Department of Urology, Shanghai Cancer Center, Fudan University, Shanghai, China.
Sci Rep. 2015 Nov 24;5:16954. doi: 10.1038/srep16954.
Solute Carrier Family 1, member 5 (SLC1A5), also named as ASCT2, a major glutamine transporter, is highly expressed in various malignancies and plays a critical role in the transformation, growth and survival of cancer cells.

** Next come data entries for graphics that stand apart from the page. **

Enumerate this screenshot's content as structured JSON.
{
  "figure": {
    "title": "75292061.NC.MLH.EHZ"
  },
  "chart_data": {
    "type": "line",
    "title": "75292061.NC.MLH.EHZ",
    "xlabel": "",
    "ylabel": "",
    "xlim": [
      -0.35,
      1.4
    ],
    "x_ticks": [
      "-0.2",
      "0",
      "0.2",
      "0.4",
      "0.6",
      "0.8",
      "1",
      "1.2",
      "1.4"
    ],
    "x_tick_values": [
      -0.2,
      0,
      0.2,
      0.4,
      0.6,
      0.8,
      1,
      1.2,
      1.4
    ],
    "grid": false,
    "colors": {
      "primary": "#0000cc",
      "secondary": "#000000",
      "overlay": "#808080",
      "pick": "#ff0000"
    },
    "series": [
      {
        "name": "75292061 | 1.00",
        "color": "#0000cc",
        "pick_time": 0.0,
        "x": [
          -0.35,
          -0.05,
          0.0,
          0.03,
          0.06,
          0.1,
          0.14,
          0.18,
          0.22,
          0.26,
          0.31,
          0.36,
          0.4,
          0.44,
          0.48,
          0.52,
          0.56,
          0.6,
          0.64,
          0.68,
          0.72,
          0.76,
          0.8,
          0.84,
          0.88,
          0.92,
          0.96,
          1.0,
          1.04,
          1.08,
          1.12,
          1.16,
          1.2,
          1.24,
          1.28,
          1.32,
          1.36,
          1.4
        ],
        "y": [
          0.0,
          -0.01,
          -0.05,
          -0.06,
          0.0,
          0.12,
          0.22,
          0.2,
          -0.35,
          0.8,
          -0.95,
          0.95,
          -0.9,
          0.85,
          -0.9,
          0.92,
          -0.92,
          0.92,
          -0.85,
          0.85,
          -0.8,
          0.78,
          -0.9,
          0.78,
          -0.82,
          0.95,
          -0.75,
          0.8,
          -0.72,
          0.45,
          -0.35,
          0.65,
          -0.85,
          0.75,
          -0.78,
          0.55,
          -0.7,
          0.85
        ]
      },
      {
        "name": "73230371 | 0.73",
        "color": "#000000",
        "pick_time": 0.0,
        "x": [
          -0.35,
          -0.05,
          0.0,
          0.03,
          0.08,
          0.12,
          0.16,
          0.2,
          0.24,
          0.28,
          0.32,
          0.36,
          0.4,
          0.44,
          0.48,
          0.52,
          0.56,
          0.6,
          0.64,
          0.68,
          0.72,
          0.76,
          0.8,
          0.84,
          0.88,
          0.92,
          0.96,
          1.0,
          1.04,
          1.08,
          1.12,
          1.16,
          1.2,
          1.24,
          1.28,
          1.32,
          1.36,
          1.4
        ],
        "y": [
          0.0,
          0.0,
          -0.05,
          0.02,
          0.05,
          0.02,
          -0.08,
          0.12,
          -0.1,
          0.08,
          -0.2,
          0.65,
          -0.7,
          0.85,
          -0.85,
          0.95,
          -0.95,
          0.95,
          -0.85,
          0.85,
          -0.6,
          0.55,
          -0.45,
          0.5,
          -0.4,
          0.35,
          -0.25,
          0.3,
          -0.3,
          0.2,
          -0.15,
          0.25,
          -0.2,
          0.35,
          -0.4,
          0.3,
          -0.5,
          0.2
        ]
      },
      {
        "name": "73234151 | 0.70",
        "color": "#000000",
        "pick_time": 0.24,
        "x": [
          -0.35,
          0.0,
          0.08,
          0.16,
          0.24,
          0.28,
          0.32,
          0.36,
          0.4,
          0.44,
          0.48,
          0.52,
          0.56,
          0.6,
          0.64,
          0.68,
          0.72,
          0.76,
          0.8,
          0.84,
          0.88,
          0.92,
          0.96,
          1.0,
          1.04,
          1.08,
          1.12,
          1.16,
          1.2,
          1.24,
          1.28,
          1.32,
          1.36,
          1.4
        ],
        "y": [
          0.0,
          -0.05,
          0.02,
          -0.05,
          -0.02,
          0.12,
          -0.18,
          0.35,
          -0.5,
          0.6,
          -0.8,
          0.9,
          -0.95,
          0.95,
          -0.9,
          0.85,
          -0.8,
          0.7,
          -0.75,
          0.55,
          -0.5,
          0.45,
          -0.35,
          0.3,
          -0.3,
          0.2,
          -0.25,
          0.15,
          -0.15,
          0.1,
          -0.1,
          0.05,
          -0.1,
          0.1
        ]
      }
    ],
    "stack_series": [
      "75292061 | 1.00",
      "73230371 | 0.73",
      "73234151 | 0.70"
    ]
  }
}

The aim of this study was to assess the clinical significance of SLC1A5 in patients with clear-cell renal cell carcinoma (ccRCC). SLC1A5 expression was evaluated by immunohistochemistry on tissue microarrays. Kaplan-Meier method was conducted to compare survival curves. Univariate and multivariate Cox regression models were applied to assess the impact of prognostic factors on overall survival (OS). A nomogram was then constructed on the basis of the independent prognosticators identified on multivariate analysis. The predictive ability of the models was compared using Receiver operating characteristic (ROC) analysis. Our data indicated that high expression of SLC1A5 was significantly associated with advanced TNM stage, higher Fuhrman grade and shorter OS in ccRCC patients. Multivariate analysis confirmed that SLC1A5 was an independent prognosticator for OS. A nomogram integrating SLC1A5 and other independent prognosticators was constructed, which showed a better prognostic value for OS than TNM staging system. In conclusion, high SLC1A5 expression is an independent predictor of adverse clinical outcome in ccRCC patients after surgery.
溶质载体家族1成员5(SLC1A5),也称为ASCT2,是一种主要的谷氨酰胺转运蛋白,在多种恶性肿瘤中高表达,在癌细胞的转化、生长和存活中起关键作用。本研究的目的是评估SLC1A5在透明细胞肾细胞癌(ccRCC)患者中的临床意义。通过组织芯片上的免疫组织化学评估SLC1A5表达。采用Kaplan-Meier法比较生存曲线。应用单因素和多因素Cox回归模型评估预后因素对总生存期(OS)的影响。然后根据多因素分析确定的独立预后因素构建列线图。使用受试者工作特征(ROC)分析比较模型的预测能力。我们的数据表明,SLC1A5高表达与ccRCC患者的晚期TNM分期、较高的Fuhrman分级和较短的OS显著相关。多因素分析证实SLC1A5是OS的独立预后因素。构建了一个整合SLC1A5和其他独立预后因素的列线图,其对OS的预后价值优于TNM分期系统。总之,SLC1A5高表达是ccRCC患者术后不良临床结局的独立预测因素。